2024-07-24T01:04:03.081702Z TRACE try_insert_new_payload:try_insert_validated_block{block=BlockNumHash { number: 20372987, hash: 0x7350a601616c6f88d48898d3908fd8afbce9d540abf400dde5b8b0a4234cb5db }}:try_append_canonical_chain: trie::hash_builder: updating merkle tree current=Nibbles("06040e000d") succeeding=Nibbles("06040e000e")
2024-07-24T01:04:03.081780Z TRACE try_insert_new_payload:try_insert_validated_block{block=BlockNumHash { number: 20372987, hash: 0x7350a601616c6f88d48898d3908fd8afbce9d540abf400dde5b8b0a4234cb5db }}:try_append_canonical_chain:loop{i=0 current=Nibbles("06040e000d") build_extensions=false}: trie::hash_builder: prefix lengths after comparing keys len=4 common_prefix_len=4 preceding_len=4 preceding_exists=true
2024-07-24T01:04:03.081786Z TRACE try_insert_new_payload:try_insert_validated_block{block=BlockNumHash { number: 20372987, hash: 0x7350a601616c6f88d48898d3908fd8afbce9d540abf400dde5b8b0a4234cb5db }}:try_append_canonical_chain:loop{i=0 current=Nibbles("06040e000d") build_extensions=false}: trie::hash_builder: extra_digit=13 groups=[TrieMask(0000000000111111), TrieMask(0000000000001111), TrieMask(0011111111111111), TrieMask(0000000000000000), TrieMask(0011111111111111)]
2024-07-24T01:04:03.081791Z TRACE try_insert_new_payload:try_insert_validated_block{block=BlockNumHash { number: 20372987, hash: 0x7350a601616c6f88d48898d3908fd8afbce9d540abf400dde5b8b0a4234cb5db }}:try_append_canonical_chain:loop{i=0 current=Nibbles("06040e000d") build_extensions=false}: trie::hash_builder: skipping 5 nibbles
2024-07-24T01:04:03.081796Z TRACE try_insert_new_payload:try_insert_validated_block{block=BlockNumHash { number: 20372987, hash: 0x7350a601616c6f88d48898d3908fd8afbce9d540abf400dde5b8b0a4234cb5db }}:try_append_canonical_chain:loop{i=0 current=Nibbles("06040e000d") build_extensions=false}: trie::hash_builder: short_node_key=Nibbles("")
2024-07-24T01:04:03.081799Z TRACE try_insert_new_payload:try_insert_validated_block{block=BlockNumHash { number: 20372987, hash: 0x7350a601616c6f88d48898d3908fd8afbce9d540abf400dde5b8b0a4234cb5db }}:try_append_canonical_chain:loop{i=0 current=Nibbles("06040e000d") build_extensions=false}: trie::hash_builder: pushing branch node hash hash=0xfd13804cb34d696e99841d2b47d38be87aef489f644667fa8ba2c681b01ac683Segmentation fault
0xDmtri commented 1 month ago

@shekhirin Ok its even more confusing now.

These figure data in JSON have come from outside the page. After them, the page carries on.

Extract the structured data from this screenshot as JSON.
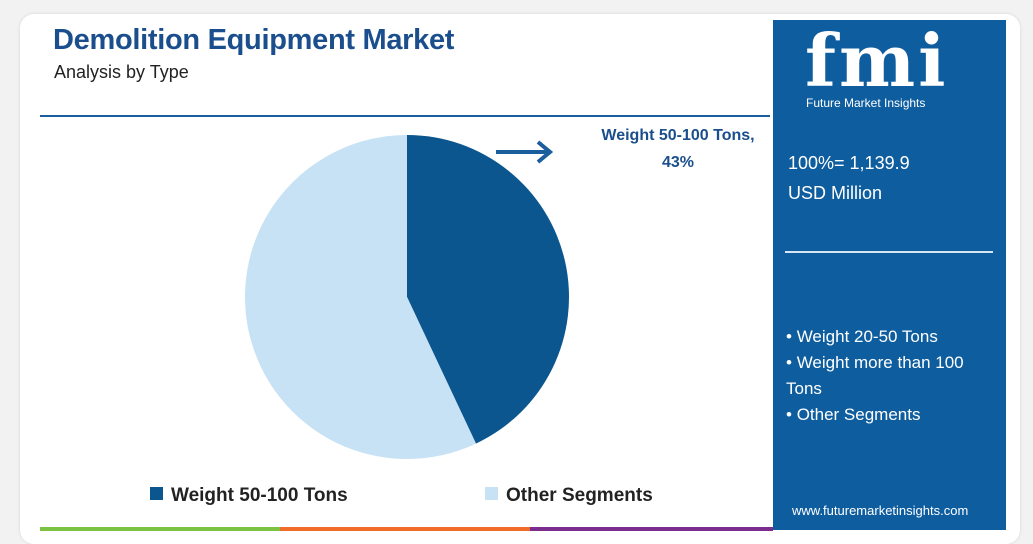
{
  "chart_data": {
    "type": "pie",
    "title": "Demolition Equipment Market",
    "subtitle": "Analysis by Type",
    "categories": [
      "Weight 50-100 Tons",
      "Other Segments"
    ],
    "values": [
      43,
      57
    ],
    "colors": [
      "#0b568f",
      "#c6e2f4"
    ],
    "annotation": "Weight 50-100 Tons, 43%"
  },
  "sidebar": {
    "logo": "fmi",
    "logo_caption": "Future Market Insights",
    "total": "100%= 1,139.9",
    "unit": "USD Million",
    "bullets": [
      "Weight 20-50 Tons",
      "Weight more than 100 Tons",
      "Other Segments"
    ],
    "url": "www.futuremarketinsights.com"
  }
}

I ran Valgrind (just in case) - all good no error.

Then, I ran maxperf binary (with debug not stripped) - same crash, same non informative error.

Finally, I ran it via GDB and its not crashing (its been an hour since its running). Hello Mr. Heisenbug :)

I don't know what going on and what else I can do to figure it out.

P.S. Also tried compiling with 1.80, it still crash almost instantly (without the GDB).

github-actions[bot] commented 3 weeks ago

This issue is stale because it has been open for 21 days with no activity.

github-actions[bot] commented 2 weeks ago

This issue was closed because it has been inactive for 7 days since being marked as stale.